Opinion – Judy Harris: Visual, auditory, tactile/kinethetic; each of us learns differently


“The complexity of our brain is so great that we are not simple and neither, therefore, is the task of understanding it.” — Emerson Pugh, physicist

In the ‘70’s when I was in graduate school and teaching an occasional course at the University of Cincinnati, the terms “learning style/learning modality” became popular. These over-simplified terms for explaining our brains’ various ways of processing information were usually limited to visual, auditory and tactile/kinesthetic preferences.

Visual preferences need images, writing, reading to process information most efficiently; auditory, the spoken word and discussion; tactile/kinesthetic preferences want to get hands on it, take it apart and find out how it works.

Judy Harris

While the three aspects of processing information provided a simple introduction to the complexity of processing information, questions arose about its use in academic settings.

When I started teaching at Thomas More College in the early ‘80’s, the term was still in vogue and in various literature. The education department had a kit for simple testing to confirm learning preferences.

Would I be using the kit in classes? I needed to work with it, learn to use it first. So, I took the kit home and tested my family.

The kit had ten strips of hard black shiny plastic with stark white 1.5” tiles in four shapes: square, triangle, circle and heart; first strip had one tile, then a strip with two tiles…through a long strip with ten tiles.

The visual portion of the test had the tester display the strips one at a time for a given length of seconds. Then the person being tested would use stacks of white tiles to replicate the order. The auditory portion would have the tester, with the strip hidden, read the order at a specific pace, strip by strip, with the person replicating the order with their tiles.

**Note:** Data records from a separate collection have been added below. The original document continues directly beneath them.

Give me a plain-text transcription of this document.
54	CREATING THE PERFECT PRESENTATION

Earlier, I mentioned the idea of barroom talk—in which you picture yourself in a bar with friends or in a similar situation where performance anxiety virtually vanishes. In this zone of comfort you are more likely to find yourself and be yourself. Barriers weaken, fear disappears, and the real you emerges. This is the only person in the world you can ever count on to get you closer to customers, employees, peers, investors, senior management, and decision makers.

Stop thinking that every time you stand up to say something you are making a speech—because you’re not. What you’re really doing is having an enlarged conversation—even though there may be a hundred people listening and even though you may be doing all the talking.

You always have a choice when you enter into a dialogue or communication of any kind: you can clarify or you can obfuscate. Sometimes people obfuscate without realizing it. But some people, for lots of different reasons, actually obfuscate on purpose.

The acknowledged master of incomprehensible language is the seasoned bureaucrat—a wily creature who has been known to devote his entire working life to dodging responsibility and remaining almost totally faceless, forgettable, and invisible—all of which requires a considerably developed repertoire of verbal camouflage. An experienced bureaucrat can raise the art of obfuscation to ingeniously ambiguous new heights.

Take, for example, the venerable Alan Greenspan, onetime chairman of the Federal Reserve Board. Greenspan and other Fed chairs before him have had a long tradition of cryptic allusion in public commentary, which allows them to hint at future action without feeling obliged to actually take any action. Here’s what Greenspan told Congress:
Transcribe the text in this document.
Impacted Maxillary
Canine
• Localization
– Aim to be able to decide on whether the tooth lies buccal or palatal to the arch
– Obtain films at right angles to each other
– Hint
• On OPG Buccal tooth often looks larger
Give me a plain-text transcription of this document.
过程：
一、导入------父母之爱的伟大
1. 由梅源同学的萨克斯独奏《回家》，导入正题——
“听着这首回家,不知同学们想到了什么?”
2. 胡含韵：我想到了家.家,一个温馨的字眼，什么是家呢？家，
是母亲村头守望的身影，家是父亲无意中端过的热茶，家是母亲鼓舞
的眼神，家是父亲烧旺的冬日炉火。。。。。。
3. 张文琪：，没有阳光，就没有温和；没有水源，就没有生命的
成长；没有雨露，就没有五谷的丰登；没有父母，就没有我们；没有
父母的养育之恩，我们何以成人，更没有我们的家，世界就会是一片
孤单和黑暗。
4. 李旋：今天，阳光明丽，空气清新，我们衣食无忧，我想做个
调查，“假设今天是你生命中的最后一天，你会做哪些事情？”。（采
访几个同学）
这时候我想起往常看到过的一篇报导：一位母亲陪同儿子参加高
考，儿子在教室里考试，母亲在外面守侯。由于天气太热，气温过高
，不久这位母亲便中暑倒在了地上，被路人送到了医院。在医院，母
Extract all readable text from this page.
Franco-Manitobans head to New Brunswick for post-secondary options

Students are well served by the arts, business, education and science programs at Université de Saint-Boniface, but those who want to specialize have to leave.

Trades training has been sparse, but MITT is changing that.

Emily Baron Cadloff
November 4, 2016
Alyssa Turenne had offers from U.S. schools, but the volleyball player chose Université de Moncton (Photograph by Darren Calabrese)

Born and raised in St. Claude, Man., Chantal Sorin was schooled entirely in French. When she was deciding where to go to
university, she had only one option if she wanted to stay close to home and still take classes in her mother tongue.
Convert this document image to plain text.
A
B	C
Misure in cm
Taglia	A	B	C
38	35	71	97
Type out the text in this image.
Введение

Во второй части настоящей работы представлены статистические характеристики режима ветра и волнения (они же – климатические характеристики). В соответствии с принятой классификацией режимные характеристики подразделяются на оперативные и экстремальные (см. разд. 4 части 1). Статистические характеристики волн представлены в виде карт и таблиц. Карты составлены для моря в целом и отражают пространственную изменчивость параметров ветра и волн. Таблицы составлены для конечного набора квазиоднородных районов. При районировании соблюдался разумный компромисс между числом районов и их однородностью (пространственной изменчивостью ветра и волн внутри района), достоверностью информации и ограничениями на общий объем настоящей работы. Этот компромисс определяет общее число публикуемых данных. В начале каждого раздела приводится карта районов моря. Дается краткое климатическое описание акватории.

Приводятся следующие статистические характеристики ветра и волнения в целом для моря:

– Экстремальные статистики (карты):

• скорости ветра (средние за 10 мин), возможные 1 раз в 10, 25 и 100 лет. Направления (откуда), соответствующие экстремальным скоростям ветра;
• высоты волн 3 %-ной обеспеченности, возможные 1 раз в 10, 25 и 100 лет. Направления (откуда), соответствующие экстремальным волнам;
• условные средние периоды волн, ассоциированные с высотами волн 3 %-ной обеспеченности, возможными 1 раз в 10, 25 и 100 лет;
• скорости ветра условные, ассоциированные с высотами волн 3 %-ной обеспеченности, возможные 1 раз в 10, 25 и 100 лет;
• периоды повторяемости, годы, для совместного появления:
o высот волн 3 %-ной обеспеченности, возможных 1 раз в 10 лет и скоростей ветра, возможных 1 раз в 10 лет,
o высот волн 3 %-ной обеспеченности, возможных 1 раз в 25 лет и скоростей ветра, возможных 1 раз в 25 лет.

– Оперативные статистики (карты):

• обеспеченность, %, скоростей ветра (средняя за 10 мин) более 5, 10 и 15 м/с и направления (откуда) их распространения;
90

For the tactile/kinesthetic portion, the person being tested would reach under a screen to feel the order on the strips, replicating the order strip by strip.

My sons in elementary and middle school both had strong balances of preferences. Neither had experienced any difficulties with learning.

Then I tested my husband. He raced through the auditory portion getting every strip perfectly and quickly through the ten strips. His tactile/kinesthetic score was good but his visual score wasn’t strong.

Time for my husband to test me. I aced the visual portion just as he had aced the auditory portion, all ten strips perfectly and quickly. My tactile/kinesthetic strength was good but my auditory score was mediocre.

Both of us had “AHA moments,” but about each other, not for ourselves.

Perhaps my low auditory score helped explain why he needed to tell me things twice unless I wrote them down. Perhaps his low visual score helped explain why post-its at eye level on the fridge didn’t get noticed by him.

When we were in college and studying together, we used my notes. He always remembered things from the lectures that weren’t in my notes. Hmmm.

So the testing kit had served a unique purpose in easing a minor frustration for each of us. He now gives me a note or a text. I make sure to tell him information. No more notes on the fridge.

With this personal experience, I did use the concept of learning styles in my courses to introduce the complexities of the brain’s learning and some of the very practical applications.

The experience also kept me more sensitive to other differences in processing information such as global approaches (overview then elements) vs. linear approaches (step-by-step from the beginning).

One of my students was struggling with a linear approach I used in a lesson so I changed my approach from linear to global when the student admitted privately to difficulty with that content. The speed with which the skill was mastered with the change was immediate and remarkable.

Visual. Auditory. Tactile-kinesthetic. Linear. Global.

Do we tend to use our own preferred means for exchange of ideas or information?

If you notice someone is struggling to learn a new concept or skill or if exchange of information seems frustrating at best, might you consider altering your approach?

Judy Harris is well established in Northern Kentucky life, as a longtime elementary and university educator. A graduate of Thomas More, she began her career there in 1980 where she played a key role in teacher education and introduced students to national and international travel experiences. She has traveled and studied extensively abroad. She enjoys retirement yet stays in daily contact with university students.